Adobe had showcased how its Project Felix will make it easier to render photo-realistic 3D content during its MAX conference in San Diego recently.

Essentially, Project Felix is a graphical design application for creating 3D photo-realistic assets from existing pre-rendered models and images and adding compositions, background, scenery or create a new model on its own. All these elements are combined into a rendering using their proprietary V-Ray engine.

What Felix does is, it studies the background image, deciphering where the horizon points and the surface points. It also checks the lighting of the background image and makes sure that the 3D object in front of it correctly projects and reflects that background light. Basically, it tries to make sure that the 3D object fits in well with the background enough to make it look like it belongs there.

It’ll also have functions for those who aren’t into 3D graphics, by also incorporating its Adobe stock bank of models, lights and materials for users to extract and use however they wish. The cloud marketplace has a rich variety of graphical assets so ready-made elements and scenes can be created without any need to build from scratch.

It’ll be able to integrate with Illustrator and Photoshop, which both have their own 3D imaging engines. It can render a properly layered Photoshop file as well. Felix can’t however, work with shapes and designs it doesn’t already know. So a custom model, or material that’s too customized, there won’t really be much that the software can do in order to integrate it with a background or have appropriate lighting. But it’s yet to be seen if this problem persists when it officially launches.

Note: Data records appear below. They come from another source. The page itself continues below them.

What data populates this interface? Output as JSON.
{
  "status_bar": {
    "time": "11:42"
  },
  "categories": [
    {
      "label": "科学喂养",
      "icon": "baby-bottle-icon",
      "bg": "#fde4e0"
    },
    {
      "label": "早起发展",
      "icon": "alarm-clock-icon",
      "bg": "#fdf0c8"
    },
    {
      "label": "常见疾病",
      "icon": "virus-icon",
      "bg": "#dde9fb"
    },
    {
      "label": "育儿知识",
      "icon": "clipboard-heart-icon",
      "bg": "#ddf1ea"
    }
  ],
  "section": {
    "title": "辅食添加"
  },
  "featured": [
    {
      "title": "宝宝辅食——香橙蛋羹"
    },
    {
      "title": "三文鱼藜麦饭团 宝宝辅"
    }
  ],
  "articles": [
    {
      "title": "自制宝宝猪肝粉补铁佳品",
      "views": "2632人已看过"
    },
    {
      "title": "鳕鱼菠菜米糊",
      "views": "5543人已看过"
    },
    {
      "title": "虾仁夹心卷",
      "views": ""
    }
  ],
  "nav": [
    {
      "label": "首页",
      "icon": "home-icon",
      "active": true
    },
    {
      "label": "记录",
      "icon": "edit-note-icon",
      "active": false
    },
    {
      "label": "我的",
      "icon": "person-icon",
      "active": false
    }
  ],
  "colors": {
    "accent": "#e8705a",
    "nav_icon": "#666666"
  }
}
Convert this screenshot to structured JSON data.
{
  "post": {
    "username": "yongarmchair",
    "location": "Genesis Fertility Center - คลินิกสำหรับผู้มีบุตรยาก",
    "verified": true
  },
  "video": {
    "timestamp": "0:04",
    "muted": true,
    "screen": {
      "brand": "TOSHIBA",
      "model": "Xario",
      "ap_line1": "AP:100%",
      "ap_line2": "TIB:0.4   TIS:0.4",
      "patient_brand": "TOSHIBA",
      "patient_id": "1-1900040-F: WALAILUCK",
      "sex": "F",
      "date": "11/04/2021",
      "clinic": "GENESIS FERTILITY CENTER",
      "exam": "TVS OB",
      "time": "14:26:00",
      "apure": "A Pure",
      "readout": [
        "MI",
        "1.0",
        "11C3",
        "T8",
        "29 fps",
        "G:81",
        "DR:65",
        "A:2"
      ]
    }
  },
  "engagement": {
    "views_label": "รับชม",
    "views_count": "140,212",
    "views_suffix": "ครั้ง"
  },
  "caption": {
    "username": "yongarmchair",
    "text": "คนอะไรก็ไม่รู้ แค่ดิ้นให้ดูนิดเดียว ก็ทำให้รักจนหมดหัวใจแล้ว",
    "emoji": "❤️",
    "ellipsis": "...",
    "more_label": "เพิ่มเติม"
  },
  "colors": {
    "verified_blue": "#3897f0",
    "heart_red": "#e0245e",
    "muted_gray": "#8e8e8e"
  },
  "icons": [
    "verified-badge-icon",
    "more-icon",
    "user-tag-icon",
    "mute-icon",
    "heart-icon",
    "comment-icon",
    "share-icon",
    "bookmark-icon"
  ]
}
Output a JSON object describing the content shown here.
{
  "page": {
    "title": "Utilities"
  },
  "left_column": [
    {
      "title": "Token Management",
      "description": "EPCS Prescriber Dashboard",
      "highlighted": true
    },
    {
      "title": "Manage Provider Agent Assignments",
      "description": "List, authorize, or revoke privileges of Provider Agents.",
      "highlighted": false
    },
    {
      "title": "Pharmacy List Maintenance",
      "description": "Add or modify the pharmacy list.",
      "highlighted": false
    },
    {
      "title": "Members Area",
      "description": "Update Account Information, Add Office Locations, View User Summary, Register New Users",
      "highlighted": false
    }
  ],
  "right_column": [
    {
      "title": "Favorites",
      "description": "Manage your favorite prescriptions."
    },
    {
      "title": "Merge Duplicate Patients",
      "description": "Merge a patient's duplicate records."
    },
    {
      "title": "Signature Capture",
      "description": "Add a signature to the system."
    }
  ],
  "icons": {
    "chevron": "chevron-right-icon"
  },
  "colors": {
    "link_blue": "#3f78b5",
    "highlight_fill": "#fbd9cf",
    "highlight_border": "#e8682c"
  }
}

The interface for now may be criticized for being a little too complex in terms of vocab and appearance. It is reminiscent of another 3D rendering app – Paint 3D, and isn’t all that different too. But each of these programs have their own applications. While Paint 3D may be for users who aren’t too serious, Felix goes for an approach that is made solely for the professionals.

The app is still in development stages, so it’ll take time for all of its features to truly come into fruition later on when it releases as a beta for Windows 10 and Mac OS by the end of the year.